I’m delighted with everything and rather impressed with the Rufus AI (your mileage may vary).
If you have a few spare minutes and are interested, I’d be curious what you’d see if you asked ChatGPT, Perplexity, Claude, and Gemini the same basic questions. The issue is whether Rufus has some special Amazon knowledge that was helpful, or if any of them could have done it with access to the Web.
I haven’t had a chance to do that yet, but will sometime.
One fascinating thing I just noticed a few days ago is Rufus – Amazon’s chatbot – actually gave me purchase links for sites that were not Amazon!
I was looking for a quirky tee-shirt as a Christmas gift for a relative and it couldn’t find one like I wanted on Amazon and suggested some non-amazon sites.
Not really what I wanted, as I prefer the safety of Amazon for buying, but I was shocked Rufus did that. I had assumed it would be trained solely on Amazon products. I’m not sure why it does that: perhaps Amazon was worried they’d get anti-trust scrutiny if they only supported their own site? Or maybe Rufus is based on a general-purpose LLM and they couldn’t stop it from searching for things off-Amazon? Seems odd either way.
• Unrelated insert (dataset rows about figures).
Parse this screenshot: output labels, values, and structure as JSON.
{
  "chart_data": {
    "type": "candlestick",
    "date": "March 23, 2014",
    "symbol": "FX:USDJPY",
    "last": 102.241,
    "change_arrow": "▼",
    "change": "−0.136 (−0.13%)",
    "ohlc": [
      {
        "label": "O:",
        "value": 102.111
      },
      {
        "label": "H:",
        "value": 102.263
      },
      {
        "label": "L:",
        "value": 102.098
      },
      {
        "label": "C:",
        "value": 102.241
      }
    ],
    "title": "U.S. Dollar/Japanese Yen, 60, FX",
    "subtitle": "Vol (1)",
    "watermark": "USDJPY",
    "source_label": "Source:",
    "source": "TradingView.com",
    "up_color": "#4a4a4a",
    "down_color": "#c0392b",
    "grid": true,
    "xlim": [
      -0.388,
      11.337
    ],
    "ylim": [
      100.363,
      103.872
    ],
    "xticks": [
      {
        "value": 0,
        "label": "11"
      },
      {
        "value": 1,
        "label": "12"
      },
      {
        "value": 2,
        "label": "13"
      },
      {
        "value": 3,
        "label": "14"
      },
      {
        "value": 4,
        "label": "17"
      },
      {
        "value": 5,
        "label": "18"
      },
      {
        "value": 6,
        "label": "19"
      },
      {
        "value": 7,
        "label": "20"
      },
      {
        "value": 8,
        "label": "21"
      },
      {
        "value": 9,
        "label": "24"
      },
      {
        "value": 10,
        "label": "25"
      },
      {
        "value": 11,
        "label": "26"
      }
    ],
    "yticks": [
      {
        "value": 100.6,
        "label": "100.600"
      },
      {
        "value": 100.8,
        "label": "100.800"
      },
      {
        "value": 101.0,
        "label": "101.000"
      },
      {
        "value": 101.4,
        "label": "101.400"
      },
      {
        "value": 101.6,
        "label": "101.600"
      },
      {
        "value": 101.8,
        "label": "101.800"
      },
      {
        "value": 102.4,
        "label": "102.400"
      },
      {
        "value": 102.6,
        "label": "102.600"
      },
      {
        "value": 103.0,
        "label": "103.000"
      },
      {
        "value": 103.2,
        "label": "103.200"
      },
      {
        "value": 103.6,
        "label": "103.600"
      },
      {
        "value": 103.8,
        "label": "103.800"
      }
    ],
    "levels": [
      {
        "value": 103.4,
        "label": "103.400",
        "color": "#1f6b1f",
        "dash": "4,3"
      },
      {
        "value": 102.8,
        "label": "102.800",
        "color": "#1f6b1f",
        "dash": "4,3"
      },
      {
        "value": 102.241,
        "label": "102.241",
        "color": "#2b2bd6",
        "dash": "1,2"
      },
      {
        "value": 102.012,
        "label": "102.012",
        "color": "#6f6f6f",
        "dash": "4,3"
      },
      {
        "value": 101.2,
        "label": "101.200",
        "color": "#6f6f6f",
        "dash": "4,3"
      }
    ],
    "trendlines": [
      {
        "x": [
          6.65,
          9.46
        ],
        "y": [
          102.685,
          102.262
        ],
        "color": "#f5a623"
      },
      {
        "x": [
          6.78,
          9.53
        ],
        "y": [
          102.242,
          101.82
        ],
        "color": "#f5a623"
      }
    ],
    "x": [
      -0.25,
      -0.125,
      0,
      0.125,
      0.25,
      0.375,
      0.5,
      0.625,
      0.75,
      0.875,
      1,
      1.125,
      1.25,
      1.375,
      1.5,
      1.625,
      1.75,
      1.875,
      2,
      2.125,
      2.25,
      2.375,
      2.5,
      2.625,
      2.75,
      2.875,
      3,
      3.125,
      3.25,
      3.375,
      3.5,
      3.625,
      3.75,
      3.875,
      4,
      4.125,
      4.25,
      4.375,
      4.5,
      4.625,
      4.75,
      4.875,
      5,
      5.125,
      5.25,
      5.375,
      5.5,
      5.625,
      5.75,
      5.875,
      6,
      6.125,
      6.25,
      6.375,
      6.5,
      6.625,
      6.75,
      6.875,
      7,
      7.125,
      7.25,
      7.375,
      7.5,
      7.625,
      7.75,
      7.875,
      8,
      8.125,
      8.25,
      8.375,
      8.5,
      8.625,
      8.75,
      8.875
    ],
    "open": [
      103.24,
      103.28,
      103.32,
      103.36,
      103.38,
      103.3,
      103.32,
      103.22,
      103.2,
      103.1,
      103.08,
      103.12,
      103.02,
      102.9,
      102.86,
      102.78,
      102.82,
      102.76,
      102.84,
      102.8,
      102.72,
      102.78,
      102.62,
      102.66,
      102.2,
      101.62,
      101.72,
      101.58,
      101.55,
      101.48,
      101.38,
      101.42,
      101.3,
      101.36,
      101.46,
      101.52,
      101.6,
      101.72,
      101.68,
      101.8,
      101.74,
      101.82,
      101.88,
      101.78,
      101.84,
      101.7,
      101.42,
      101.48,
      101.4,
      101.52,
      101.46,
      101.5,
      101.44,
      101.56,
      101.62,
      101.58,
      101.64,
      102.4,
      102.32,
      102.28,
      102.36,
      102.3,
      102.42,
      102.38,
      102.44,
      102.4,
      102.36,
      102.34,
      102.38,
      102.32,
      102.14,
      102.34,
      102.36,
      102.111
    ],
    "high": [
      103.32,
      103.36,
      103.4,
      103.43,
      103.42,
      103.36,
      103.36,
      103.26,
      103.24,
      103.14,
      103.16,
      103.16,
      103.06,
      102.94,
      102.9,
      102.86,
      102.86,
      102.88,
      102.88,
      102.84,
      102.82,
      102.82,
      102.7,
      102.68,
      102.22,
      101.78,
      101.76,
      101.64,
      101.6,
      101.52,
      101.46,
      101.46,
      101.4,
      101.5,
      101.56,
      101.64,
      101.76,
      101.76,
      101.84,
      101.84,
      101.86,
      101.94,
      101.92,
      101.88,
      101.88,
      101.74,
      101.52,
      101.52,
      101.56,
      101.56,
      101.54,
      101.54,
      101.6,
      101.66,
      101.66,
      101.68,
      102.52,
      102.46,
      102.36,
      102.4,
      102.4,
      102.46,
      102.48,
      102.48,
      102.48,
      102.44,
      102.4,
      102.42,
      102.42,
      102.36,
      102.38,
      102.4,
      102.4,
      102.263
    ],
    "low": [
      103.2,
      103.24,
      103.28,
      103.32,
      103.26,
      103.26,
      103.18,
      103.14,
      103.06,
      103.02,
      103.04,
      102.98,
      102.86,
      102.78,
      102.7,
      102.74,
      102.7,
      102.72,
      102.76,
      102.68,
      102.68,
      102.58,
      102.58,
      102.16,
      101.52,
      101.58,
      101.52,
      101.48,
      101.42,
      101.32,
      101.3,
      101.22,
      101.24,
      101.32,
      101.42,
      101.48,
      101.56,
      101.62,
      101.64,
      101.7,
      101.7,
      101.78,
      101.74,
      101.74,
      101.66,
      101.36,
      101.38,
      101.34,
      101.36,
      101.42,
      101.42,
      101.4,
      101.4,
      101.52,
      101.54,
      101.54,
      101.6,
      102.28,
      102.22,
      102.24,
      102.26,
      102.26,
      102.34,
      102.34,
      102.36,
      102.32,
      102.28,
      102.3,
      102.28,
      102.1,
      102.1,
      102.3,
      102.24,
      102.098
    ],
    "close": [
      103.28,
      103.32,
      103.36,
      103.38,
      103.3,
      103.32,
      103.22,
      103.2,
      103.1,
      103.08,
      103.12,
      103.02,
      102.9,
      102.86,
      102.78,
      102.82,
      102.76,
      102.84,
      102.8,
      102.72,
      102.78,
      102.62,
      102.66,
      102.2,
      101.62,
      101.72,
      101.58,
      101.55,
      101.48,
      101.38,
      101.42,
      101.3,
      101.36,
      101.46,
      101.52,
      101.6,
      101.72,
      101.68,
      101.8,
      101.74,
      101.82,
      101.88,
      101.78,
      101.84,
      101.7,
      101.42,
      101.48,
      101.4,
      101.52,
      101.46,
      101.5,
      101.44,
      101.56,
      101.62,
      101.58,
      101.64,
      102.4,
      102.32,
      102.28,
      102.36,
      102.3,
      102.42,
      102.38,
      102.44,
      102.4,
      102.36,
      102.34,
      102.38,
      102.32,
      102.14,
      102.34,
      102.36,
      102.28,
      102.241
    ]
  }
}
Here’s one I did with Google Gemini.
The task was to find what vintage Japanese drawing software was shown in the image.
To find it I uploaded the image to Google Gemini, asked the question, then had a short conversation with it during which I guided its assumptions, and pointed out the options for text outline and shadow. It then suspected it was Magic Palette, which I confirmed manually by doing a Google image search.
Chat transcript
https://g.co/gemini/share/a329328c3ba3
I then found the exact scan that had been cropped down to the image, in an old Japanese computer magazine on Internet Archive.